Sunday, February 17, 2008

It is so hard for me to keep up with this blog...emotionally and physically. We are still in limbo regarding IVIG treatments as we have to meet with a neurologist at the Epilepsy Center at Children's Hospital as our regular neuro is not familiar with IVIG treatment. Of course, nothing is ever easy. It took 3 phone calls to the Epilepsy Center and a phone call to our regular neuro before we finally got an appointment. When the receptionist at the Epilepsy Center finally called us back with an appointment, the earliest appointment they could give us was April 21st. So then I had to call our regular neuro again since he said they should be getting us in within the next couple of weeks NOT in a couple of months. I am still waiting to hear back from our regular neuro. Of course, nobody is in a rush to get things done because it's not THEIR CHILD HAVING DAILY SEIZURES!!! Can you tell I am frustrated??? I am just so tired. Tired of always being Sophie's advocate. Tired of fighting.

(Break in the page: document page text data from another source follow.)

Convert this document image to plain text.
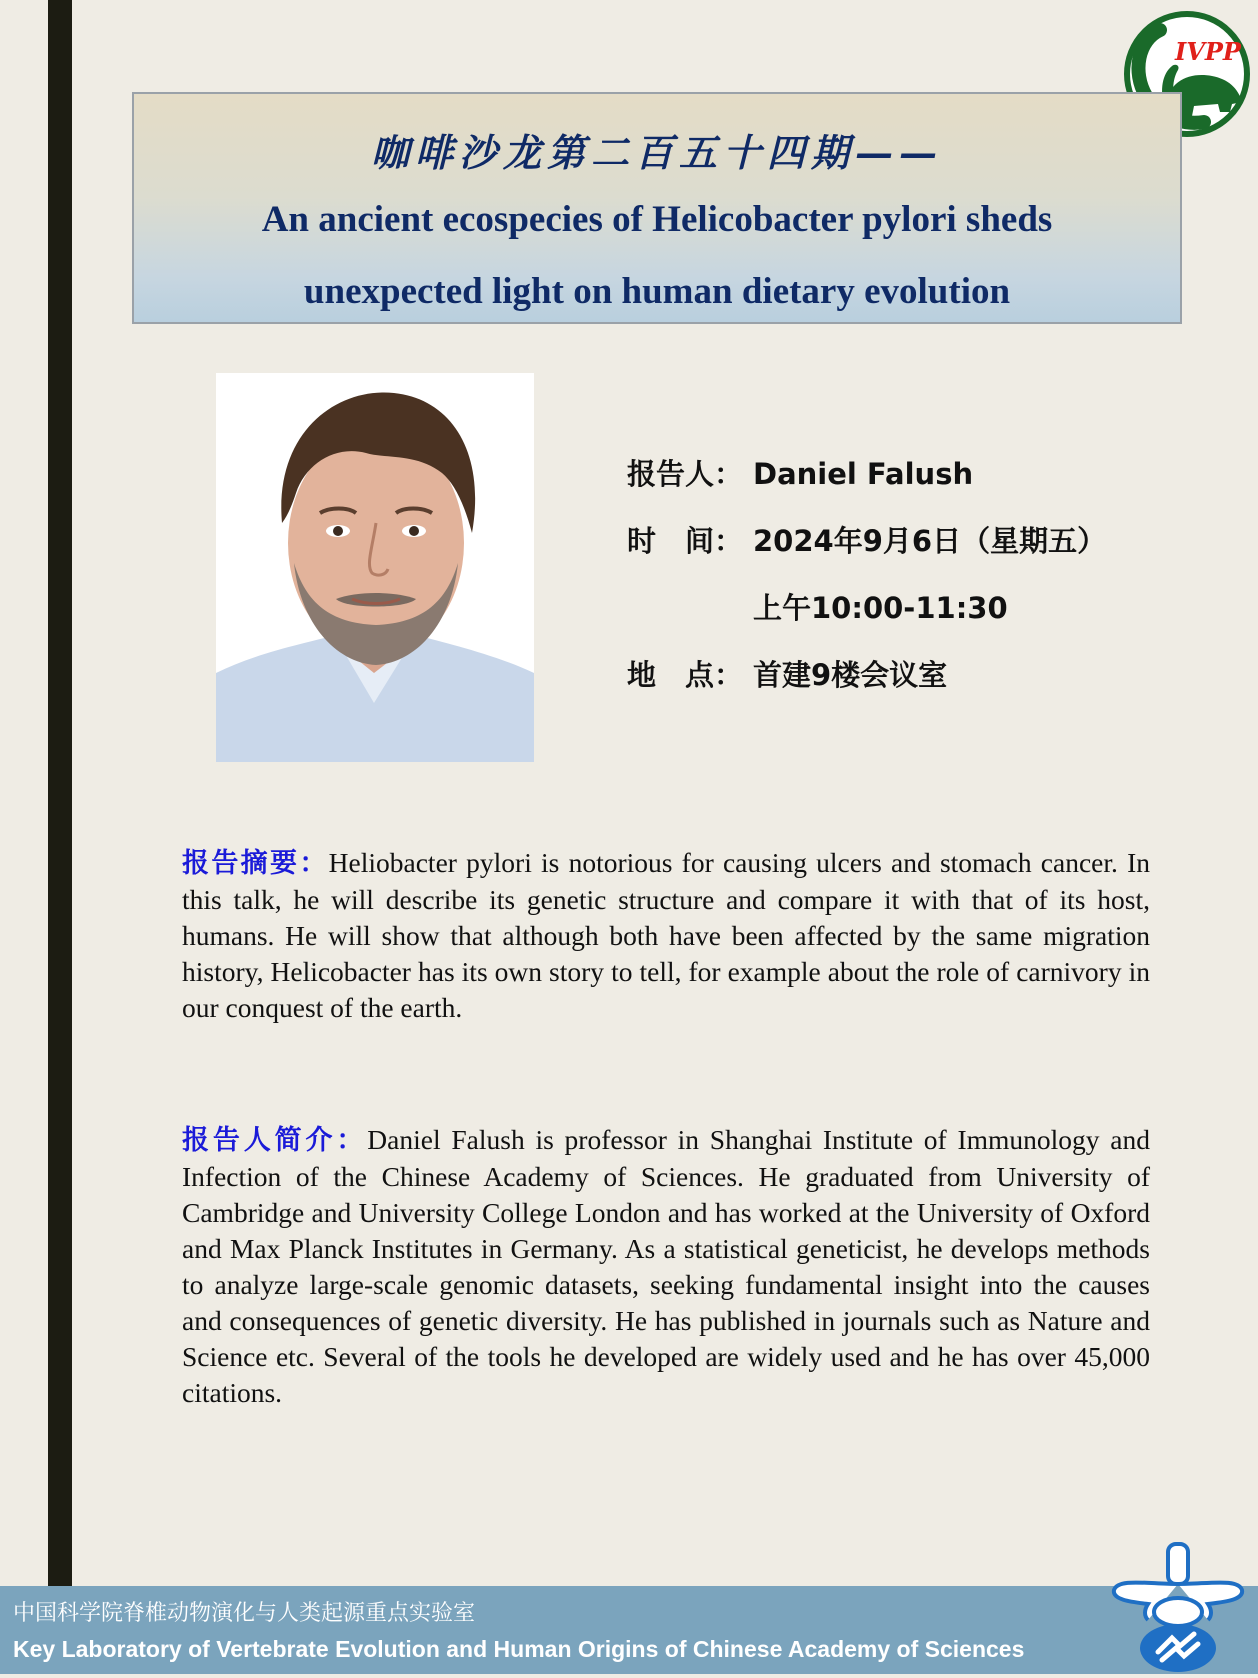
IVPP
咖啡沙龙第二百五十四期——
An ancient ecospecies of Helicobacter pylori sheds
unexpected light on human dietary evolution
报告人： Daniel Falush
时　间： 2024年9月6日（星期五）
上午10:00-11:30
地　点： 首建9楼会议室
报告摘要：Heliobacter pylori is notorious for causing ulcers and stomach cancer. In this talk, he will describe its genetic structure and compare it with that of its host, humans. He will show that although both have been affected by the same migration history, Helicobacter has its own story to tell, for example about the role of carnivory in our conquest of the earth.
报告人简介：Daniel Falush is professor in Shanghai Institute of Immunology and Infection of the Chinese Academy of Sciences. He graduated from University of Cambridge and University College London and has worked at the University of Oxford and Max Planck Institutes in Germany. As a statistical geneticist, he develops methods to analyze large-scale genomic datasets, seeking fundamental insight into the causes and consequences of genetic diversity. He has published in journals such as Nature and Science etc. Several of the tools he developed are widely used and he has over 45,000 citations.
中国科学院脊椎动物演化与人类起源重点实验室
Key Laboratory of Vertebrate Evolution and Human Origins of Chinese Academy of Sciences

Tired of researching new treatment options. Tired of watching Sophie having seizures everyday. Tired of all the therapy sessions. Tired of not living a normal life. Tired of wondering what Sophie's future will be like. Tired of working with Sophie everyday to get her to do things that she should have been doing a year ago. Tired of feeling guilty. But Sophie keeps me going. That precious smile of hers. She is just so incredibly adorable. I love her so much.

3 comments:

Anonymous said...

Hi, We spoke awhile back on the yahoo support group. My daughter also went seizure free for 6 days only.I can totally relate.My daughter is 8 months old and has 5-8 spasms a day, spite 4 different seizure meds.I wonder all the same things you do!It is sooo hard.Just remember what doesn''t kill us only makes us stronger!She is going to get through this and so are you!Keeping you in my prayers!

Dawson said...

Keep your chin up and keep fighting. You are not alone and we need to lean on each other whenever possible. We will be praying for you and hope that in that you will find a peace that only God can provide you

Cathy said...

I'm just catching up on your blog. I'm strengthened by your honesty. It's exhausting to be the advocate for your epileptic child day in/day out.I remember telling the neurologist how frustrating & painful & exhausting it is to pull the docs into every aspect of treating my child.I was not going to accept that his life had to be daily seizures.To some extent,I expected more than they were capable of- considering their case load. But,at some point,I told them we weren't a team and being totally honest with them about how I felt.In fact-I talked to the head of neurology at our hospital during a status seizure hospital stay. Things changed.I prayed for a long time about how to talk with them. It worked out really well.I just didn't have the energy to fight the system when I was already fighting the epilepsy beast daily. We are praying for you.